Zahid is the district president of the Bharatiya Janata Party minority cell in Uttarkashi, and owned a successful garment business until 26 May when everything changed.
BJP Leader, Resident of Purola Since Over 30 Years, Forced to Flee
Zahid has been a resident of Purola since 1990. Abdul Wahid, his elder brother, had moved to this once-peaceful town before Zahid in 1981.
On 3 February this year, Zahid was elected president of the BJP's district minority cell.
"I have been with the party for the past 7-8 years," Zahid told The Quint. Before being elected as the president, he served three years as a Sanyojak (convener), and three years as the Mahamantri (general secretary).
"If a BJP post holder is feeling threatened, who is safe then?” he asked. Zahid joined the BJP hoping that if something ever happened, they would stand by him, but that did not happen. "I did not join the BJP for the money or post," he said.
"There was also a Hindu boy. If you want us to leave, they should as well. Treat all criminals the same," he added.
Zahid is referring to the incident which sparked the tensions in Purola.
An abduction of a minor girl by two men - one Hindu and one Muslim - was given a spin and presented as 'Love Jihad' by Hindutva groups. Communal tensions erupted on 26 May as a result of this.
'No One Told Us Not to Leave...We Will Not Return'
When The Quint spoke with Zahid, he was looking for a shop to rent in Vikas Nagar, Uttarakhand. His brother-in-law was clearing out his shop, and his nephew, who had a mobile repairing centre, had done the same the day before.
Zahid had rented his house and shop from a Hindu resident who asked him to vacate when things heated up two weeks ago
When asked if he'd return to Purola when the situation calms down, Zahid replied, "No, I will not return.
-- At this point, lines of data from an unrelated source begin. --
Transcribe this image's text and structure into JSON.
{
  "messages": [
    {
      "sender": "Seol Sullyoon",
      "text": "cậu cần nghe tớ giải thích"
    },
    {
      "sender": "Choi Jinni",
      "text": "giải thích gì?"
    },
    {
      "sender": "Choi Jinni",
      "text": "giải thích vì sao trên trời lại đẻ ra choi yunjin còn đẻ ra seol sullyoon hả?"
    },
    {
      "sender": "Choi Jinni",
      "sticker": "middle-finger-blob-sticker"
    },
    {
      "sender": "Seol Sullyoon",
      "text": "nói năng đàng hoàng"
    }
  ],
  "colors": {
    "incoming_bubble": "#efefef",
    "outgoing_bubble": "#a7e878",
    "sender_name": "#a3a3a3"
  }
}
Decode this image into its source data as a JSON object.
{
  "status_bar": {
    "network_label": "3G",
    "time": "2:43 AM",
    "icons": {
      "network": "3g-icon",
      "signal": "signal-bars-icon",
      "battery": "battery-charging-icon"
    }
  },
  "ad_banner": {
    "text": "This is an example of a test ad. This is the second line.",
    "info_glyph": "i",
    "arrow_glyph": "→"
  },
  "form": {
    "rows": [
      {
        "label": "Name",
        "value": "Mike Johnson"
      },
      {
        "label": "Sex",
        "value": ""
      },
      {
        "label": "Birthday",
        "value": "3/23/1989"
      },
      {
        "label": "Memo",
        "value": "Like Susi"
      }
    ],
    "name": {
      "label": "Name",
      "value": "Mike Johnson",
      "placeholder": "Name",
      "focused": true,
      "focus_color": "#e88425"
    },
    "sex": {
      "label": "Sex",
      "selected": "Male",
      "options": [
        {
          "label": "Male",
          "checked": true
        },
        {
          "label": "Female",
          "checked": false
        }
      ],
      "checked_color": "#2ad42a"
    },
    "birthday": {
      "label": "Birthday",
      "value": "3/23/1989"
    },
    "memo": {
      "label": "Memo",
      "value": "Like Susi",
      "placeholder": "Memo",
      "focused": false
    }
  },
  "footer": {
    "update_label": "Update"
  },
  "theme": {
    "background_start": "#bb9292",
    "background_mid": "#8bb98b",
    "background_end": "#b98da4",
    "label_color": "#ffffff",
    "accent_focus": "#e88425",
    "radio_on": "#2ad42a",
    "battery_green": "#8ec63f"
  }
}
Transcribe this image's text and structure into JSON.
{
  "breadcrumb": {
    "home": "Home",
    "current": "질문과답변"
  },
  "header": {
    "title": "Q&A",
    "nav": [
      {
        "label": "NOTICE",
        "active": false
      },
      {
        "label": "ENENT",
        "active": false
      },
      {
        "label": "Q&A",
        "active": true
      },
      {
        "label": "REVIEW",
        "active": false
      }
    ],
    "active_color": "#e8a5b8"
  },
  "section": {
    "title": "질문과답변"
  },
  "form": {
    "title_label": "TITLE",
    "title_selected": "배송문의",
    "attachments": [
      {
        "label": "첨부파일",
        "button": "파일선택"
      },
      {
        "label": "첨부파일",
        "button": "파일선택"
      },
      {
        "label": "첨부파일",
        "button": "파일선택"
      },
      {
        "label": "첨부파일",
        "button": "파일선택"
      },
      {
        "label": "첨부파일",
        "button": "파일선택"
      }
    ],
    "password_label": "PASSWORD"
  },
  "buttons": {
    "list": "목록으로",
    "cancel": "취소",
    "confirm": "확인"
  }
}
They hold grudges against us."
Zahid claimed that on 5 June, a man named Prakash Jabral from a neighbouring village, came and threatened his son and relatives.
"'Burn their shops' Jabral said. He said this to my son on his face. He became terrified," Zahid explained.
Zahid then phoned a police officer and Brij Mohan Chauhan, president of the Vyapar Mandal. "They came and stood there to protect us while we cleared out the shop." Zahid allegedly dialed the SHO's number, which went unanswered.
"No one once told me not to leave or that things would get better," said Zahid, who has lived here for 35 years and felt betrayed since his Hindu neighbours and friends did not stand up for him. "They used to come to my house on Eid, and we used to go to their homes on Holi and Diwali."
However, Zahid's version is contested by the Uttarakhand BJP's minority cell president as well as the local police.
'People Have Left, No Pressure From Anyone': BJP's State Minority Cell President
Zahid belongs to a Pasmanda Muslim caste and his statements have brought into question the BJP's attempts to woo this section.
Intjar Hussian, the president of the Uttarakhand BJP's minority cell, confirmed that Zahid left the town but wasn't sympathetic to his plight.
"He should have waited a month or two for the situation to get better.
“If people have left they have done so on their own, with no pressure from anyone in society."
Hussain towed his party's line. "Our party will never oppress any community.”
The facts indicate otherwise. There have been 23 confirmed incidents of communal violence and huge demonstrations against Muslims in Uttarakhand since 2018, with some of those who made hate speeches having ties to the BJP.
According to SHO Khajan Singh of Purola Police Station, there has been no exodus of Muslim families from the town.
"This is not true. Only one or two shopkeepers who may have been involved in criminal activity have left."
Arpan Yaduvanshi, Superintendent of Police, stated that he had read in the media reports that several Muslim families had fled the town. "We have done several flag marches and peace meetings with the communities."